As IL-33 modulates the trafficking of HPC, it is possible that increased IL-33 levels may be at least partially responsible for the augmented influx of HPC into airways observed in COPD patients with eosinophilic inflammation. In addition, increased numbers of ST2 + IL-5 + HPC were seen in the sputum of patients with airway eosinophilia. This finding suggests that IL-33 activates HPC in eosinophilic COPD. Therefore, in those subjects, HPC may act as effector cells in an analogous way to allergic asthma, by fostering the development of a local IL-5 rich environment independent of the IgE pathway.

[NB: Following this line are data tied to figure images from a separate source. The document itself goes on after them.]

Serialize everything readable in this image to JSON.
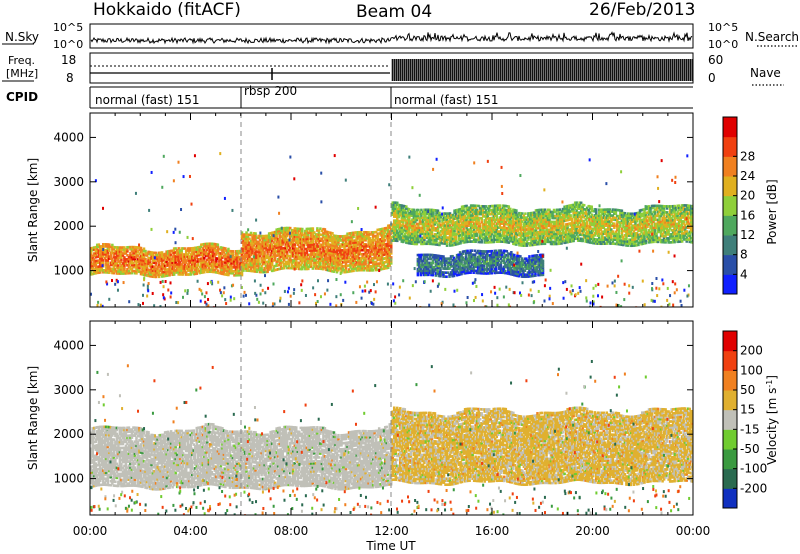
{
  "header": {
    "station": "Hokkaido (fitACF)",
    "beam": "Beam 04",
    "date": "26/Feb/2013"
  },
  "top_panels": {
    "nsky_label": "N.Sky",
    "nsearch_label": "N.Search",
    "freq_label_1": "Freq.",
    "freq_label_2": "[MHz]",
    "nave_label": "Nave",
    "cpid_label": "CPID",
    "left_ticks_sky": [
      "10^5",
      "10^0"
    ],
    "right_ticks_sky": [
      "10^5",
      "10^0"
    ],
    "left_ticks_freq": [
      "18",
      "8"
    ],
    "right_ticks_nave": [
      "60",
      "0"
    ]
  },
  "cpid_segments": [
    {
      "label": "normal (fast) 151",
      "start_hour": 0,
      "end_hour": 6
    },
    {
      "label": "rbsp 200",
      "start_hour": 6,
      "end_hour": 12
    },
    {
      "label": "normal (fast) 151",
      "start_hour": 12,
      "end_hour": 24
    }
  ],
  "axes": {
    "y_label": "Slant Range [km]",
    "y_ticks": [
      "1000",
      "2000",
      "3000",
      "4000"
    ],
    "x_label": "Time UT",
    "x_ticks": [
      "00:00",
      "04:00",
      "08:00",
      "12:00",
      "16:00",
      "20:00",
      "00:00"
    ]
  },
  "power_colorbar": {
    "label": "Power [dB]",
    "ticks": [
      "4",
      "8",
      "12",
      "16",
      "20",
      "24",
      "28"
    ],
    "colors": [
      "#1020ff",
      "#2a4fa8",
      "#3f7f7a",
      "#4fa85e",
      "#8fcf3a",
      "#e0b020",
      "#f08020",
      "#f04010",
      "#e00000"
    ]
  },
  "velocity_colorbar": {
    "label": "Velocity [m s",
    "label_sup": "-1",
    "label_tail": "]",
    "ticks": [
      "200",
      "100",
      "50",
      "15",
      "-15",
      "-50",
      "-100",
      "-200"
    ],
    "colors": [
      "#1030c0",
      "#2a6a50",
      "#3a9a40",
      "#70cc30",
      "#c0c0b8",
      "#e0b030",
      "#f08020",
      "#f04010",
      "#e00000"
    ]
  },
  "chart_data": [
    {
      "type": "heatmap",
      "title": "Power",
      "xlabel": "Time UT",
      "ylabel": "Slant Range [km]",
      "xlim": [
        0,
        24
      ],
      "ylim": [
        180,
        4550
      ],
      "x_ticks": [
        "00:00",
        "04:00",
        "08:00",
        "12:00",
        "16:00",
        "20:00",
        "00:00"
      ],
      "y_ticks": [
        1000,
        2000,
        3000,
        4000
      ],
      "colorbar_label": "Power [dB]",
      "colorbar_range": [
        0,
        30
      ],
      "features": [
        {
          "name": "main band",
          "start_hour": 0,
          "end_hour": 6,
          "range_km": [
            900,
            1500
          ],
          "power_db": 28
        },
        {
          "name": "main band",
          "start_hour": 6,
          "end_hour": 12,
          "range_km": [
            1000,
            1900
          ],
          "power_db": 27
        },
        {
          "name": "upper band",
          "start_hour": 12,
          "end_hour": 24,
          "range_km": [
            1600,
            2400
          ],
          "power_db": 22
        },
        {
          "name": "lower band",
          "start_hour": 13,
          "end_hour": 18,
          "range_km": [
            900,
            1400
          ],
          "power_db": 14
        }
      ]
    },
    {
      "type": "heatmap",
      "title": "Velocity",
      "xlabel": "Time UT",
      "ylabel": "Slant Range [km]",
      "xlim": [
        0,
        24
      ],
      "ylim": [
        180,
        4550
      ],
      "x_ticks": [
        "00:00",
        "04:00",
        "08:00",
        "12:00",
        "16:00",
        "20:00",
        "00:00"
      ],
      "y_ticks": [
        1000,
        2000,
        3000,
        4000
      ],
      "colorbar_label": "Velocity [m s-1]",
      "colorbar_ticks": [
        200,
        100,
        50,
        15,
        -15,
        -50,
        -100,
        -200
      ],
      "features": [
        {
          "name": "ground scatter",
          "start_hour": 0,
          "end_hour": 12,
          "range_km": [
            800,
            2100
          ],
          "velocity_ms": 0
        },
        {
          "name": "scatter",
          "start_hour": 12,
          "end_hour": 24,
          "range_km": [
            900,
            2500
          ],
          "velocity_ms": -20
        }
      ]
    }
  ]
}
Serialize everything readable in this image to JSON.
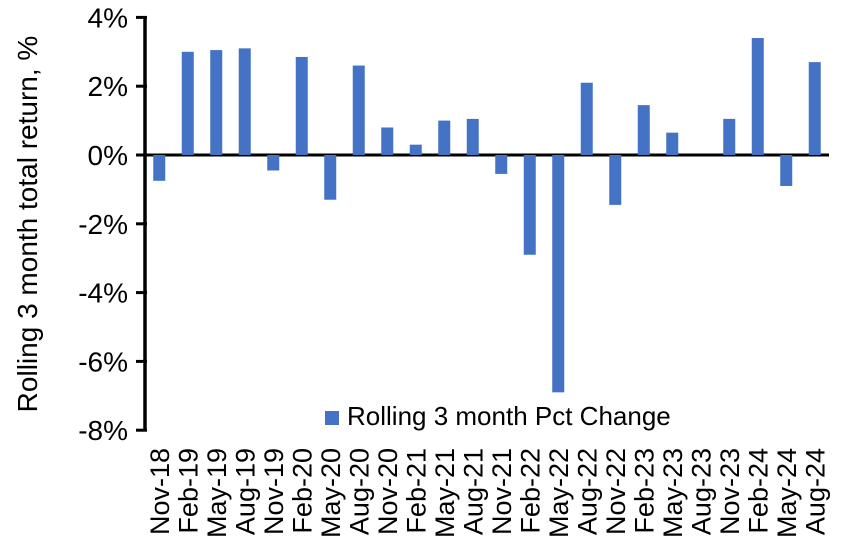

There are several limitations to our study. First, the IL-33 protein levels were low in a significant number of exhaled breath and sputum specimens. This could be due to the rapid neutralization of IL-33 following its release from activated cells. Measuring IL-33 protein content is challenging and previous studies give varying results for serum and sputum [
30,
31]. Nonetheless, our findings on ST2 expression confirm the IL-33 measurements and support the association between IL-33 and eosinophilic phenotype of COPD. The best way to determine IL-33 expression would be to measure it directly in the main source of the cytokine, i.e. the airway epithelium; however, studies comparing IL-33 expression in eosinophilic COPD involving invasive methods are warranted. In addition, the results may have been affected by the fact that our group of COPD subjects was older than those of the other two groups. However, as no correlation has been found between IL-33 and ST2 expression and the age of participant, it is unlikely that this may be the case.